En quittant la scène punk vancouvéroise, McIntosh a laissé tomber la guitare électrique mais pas la bière et le gin tonic. Et c’est du sérieux. «J’ai développé un intérêt accru pour l’alcool, non seulement pour sa variété et ses saveurs, mais aussi pour l’étude des contextes sociaux dans lesquels il est abondamment consommé. En Occident, l’alcool est omniprésent dans les rassemblements et occupe une fonction sociale importante dans presque tous nos rapports avec les autres. J’ai voulu questionner cette facette de l’alcool comme liant social. Il y a aussi une dimension spirituelle, ou ritualisante, dans notre consommation d’alcool à l’unisson.»

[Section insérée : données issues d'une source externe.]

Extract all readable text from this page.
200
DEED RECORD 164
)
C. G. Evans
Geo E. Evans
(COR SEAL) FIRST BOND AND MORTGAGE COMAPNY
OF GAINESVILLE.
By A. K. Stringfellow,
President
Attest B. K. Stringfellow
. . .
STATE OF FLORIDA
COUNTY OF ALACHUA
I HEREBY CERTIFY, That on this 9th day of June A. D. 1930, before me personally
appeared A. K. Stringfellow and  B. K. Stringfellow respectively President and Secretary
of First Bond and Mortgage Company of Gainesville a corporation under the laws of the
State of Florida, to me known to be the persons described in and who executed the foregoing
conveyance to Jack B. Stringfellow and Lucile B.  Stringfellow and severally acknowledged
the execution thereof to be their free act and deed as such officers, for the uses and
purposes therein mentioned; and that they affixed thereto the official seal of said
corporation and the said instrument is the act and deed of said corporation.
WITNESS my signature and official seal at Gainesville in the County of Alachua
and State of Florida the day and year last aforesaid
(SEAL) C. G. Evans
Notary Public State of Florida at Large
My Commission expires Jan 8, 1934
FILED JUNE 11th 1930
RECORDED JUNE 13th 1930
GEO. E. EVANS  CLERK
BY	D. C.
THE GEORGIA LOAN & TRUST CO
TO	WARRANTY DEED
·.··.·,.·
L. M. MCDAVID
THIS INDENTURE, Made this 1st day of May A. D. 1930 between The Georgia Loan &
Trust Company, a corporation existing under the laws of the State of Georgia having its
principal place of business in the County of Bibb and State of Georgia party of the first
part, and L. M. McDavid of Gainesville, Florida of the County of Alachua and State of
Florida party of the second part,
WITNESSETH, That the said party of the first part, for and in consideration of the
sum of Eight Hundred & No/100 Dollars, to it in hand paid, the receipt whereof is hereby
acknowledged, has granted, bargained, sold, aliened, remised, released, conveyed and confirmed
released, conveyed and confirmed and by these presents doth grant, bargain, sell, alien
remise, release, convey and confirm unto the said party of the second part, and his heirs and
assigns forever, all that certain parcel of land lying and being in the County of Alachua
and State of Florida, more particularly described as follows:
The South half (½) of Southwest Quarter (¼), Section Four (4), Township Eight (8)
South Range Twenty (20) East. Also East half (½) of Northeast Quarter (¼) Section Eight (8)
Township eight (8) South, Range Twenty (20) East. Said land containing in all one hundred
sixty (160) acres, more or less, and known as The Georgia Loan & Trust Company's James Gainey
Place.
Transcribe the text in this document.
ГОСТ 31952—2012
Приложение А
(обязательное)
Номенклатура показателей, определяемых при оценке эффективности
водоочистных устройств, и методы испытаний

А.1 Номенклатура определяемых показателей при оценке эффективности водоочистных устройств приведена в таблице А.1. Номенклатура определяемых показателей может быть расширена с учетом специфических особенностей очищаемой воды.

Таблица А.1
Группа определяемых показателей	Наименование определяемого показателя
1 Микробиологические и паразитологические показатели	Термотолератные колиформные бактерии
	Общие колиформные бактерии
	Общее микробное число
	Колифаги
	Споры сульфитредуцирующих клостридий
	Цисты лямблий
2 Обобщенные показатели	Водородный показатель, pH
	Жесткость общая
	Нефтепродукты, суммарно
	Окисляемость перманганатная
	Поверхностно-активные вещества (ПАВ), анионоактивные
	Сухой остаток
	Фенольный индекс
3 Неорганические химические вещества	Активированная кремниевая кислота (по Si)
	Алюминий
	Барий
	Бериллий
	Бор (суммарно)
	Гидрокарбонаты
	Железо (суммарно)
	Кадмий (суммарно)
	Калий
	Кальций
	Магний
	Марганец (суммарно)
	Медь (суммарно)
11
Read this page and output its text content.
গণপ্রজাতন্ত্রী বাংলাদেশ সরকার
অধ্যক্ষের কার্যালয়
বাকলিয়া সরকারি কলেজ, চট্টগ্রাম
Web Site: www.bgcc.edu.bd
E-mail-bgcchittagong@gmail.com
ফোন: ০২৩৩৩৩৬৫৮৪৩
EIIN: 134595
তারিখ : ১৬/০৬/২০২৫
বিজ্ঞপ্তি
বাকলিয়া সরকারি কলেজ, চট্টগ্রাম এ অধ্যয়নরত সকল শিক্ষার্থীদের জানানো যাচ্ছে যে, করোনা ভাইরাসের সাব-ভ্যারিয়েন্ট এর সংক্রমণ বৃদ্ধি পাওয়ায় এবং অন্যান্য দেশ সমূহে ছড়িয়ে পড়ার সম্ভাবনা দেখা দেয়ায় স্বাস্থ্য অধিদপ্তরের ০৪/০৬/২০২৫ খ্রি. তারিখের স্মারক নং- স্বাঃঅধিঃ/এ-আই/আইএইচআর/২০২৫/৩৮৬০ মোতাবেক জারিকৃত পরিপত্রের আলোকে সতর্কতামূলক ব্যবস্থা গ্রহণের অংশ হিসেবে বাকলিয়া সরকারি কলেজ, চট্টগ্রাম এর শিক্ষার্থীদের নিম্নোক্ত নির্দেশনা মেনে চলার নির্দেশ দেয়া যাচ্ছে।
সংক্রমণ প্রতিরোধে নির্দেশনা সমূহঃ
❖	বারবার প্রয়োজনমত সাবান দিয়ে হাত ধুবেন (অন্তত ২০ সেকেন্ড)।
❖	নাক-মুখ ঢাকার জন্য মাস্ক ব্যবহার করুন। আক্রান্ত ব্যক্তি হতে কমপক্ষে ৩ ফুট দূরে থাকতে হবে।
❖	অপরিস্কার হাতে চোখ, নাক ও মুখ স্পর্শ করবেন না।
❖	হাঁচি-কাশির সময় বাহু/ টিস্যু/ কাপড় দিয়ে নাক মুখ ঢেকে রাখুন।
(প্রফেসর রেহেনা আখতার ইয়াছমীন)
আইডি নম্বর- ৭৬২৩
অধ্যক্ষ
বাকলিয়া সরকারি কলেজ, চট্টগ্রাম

Il n’est pas anthropologue, n’aspire à aucune science, mais il dit chercher à faire sa petite sociologie de l’alcool festif par des moyens théâtraux et poétiques, sinon carrément sensoriels et sensuels. «Pourquoi l’alcool nous unit et quelle est sa fonction? Je ne connais pas vraiment la réponse à cette question mais j’aime m’y intéresser, tourner autour, me demander notamment dans quelle mesure nous sommes conscients du rôle que jouent le vin ou la bière dans nos rituels sociaux. J’y arrive par des expérimentations directes, en offrant de l’alcool à mes spectateurs tout en observant la manière dont ils reçoivent alors le spectacle.»
Le principe est tout simple. McIntosh associe un alcool (vin, bière ou cocktail divers) à une histoire que quelqu’un vient raconter sur scène. «Je choisis l’alcool, explique-t-il, en fonction des émotions que cette personne me dit ressentir lorsqu’elle raconte son histoire ou se la remémore. C’est un spectacle basé sur l’improvisation et la surprise alors je ne veux jamais connaître le récit ou le contenu de la performance de l’artiste que j’invite, mais je m’intéresse à la sensorialité vécue par l’artiste au moment où il raconte son histoire. Je choisis, par exemple, un vin qui me semble faire écho à cette expérience sensorielle et émotive, et je le sers aux spectateurs, qui le dégustent tout en écoutant le récit.»
Comme le vin circule dans le corps et que «c’est une expérience physique, à laquelle le corps est perméable», McIntosh pense que «la réception de l’histoire se fait aussi de manière plus sensorielle, davantage à fleur de peau, de manière plus sensitive». «Le spectateur écoute et regarde d’une manière plus empathique et plus sensuelle.»
Depuis quelques jours, ses complices Michelle Lui et Ben Brown, «des improvisateurs géniaux», parcourent la ville en quête des performeurs parfaits pour le spectacle. On sait déjà que le chorégraphe Benoît Lachambre sera de l’aventure le 14 mai, que la danseuse Lara Kramer l’aura précédé le 13, alors que le comédien Clifford Cardinal sera sur scène le 15.
«Il y aura des gens différents tous les soirs, et je donne à Ben et Michelle carte blanche dans le choix des invités. Il se peut qu’ils choississent des comédiens et des danseurs professionnels; il se peut qu’ils débarquent avec des anonymes, des citoyens dont ils jugent les histoires intéressantes. Nous aimons l’imprévu. Mais c’est, disons, un imprévu balisé, qui s’inscrit dans une structure. Ce que j’aime aussi beaucoup, c’est que le public peut influencer le cours de la soirée, que l’ambiance est très différente d’un soir à l’autre. J’aime cette théâtralité de l’instant, ces jeux d’atmosphère changeante, et bien sûr, il faut que ce soit festif, comme dans n’importe quelle bonne beuverie.»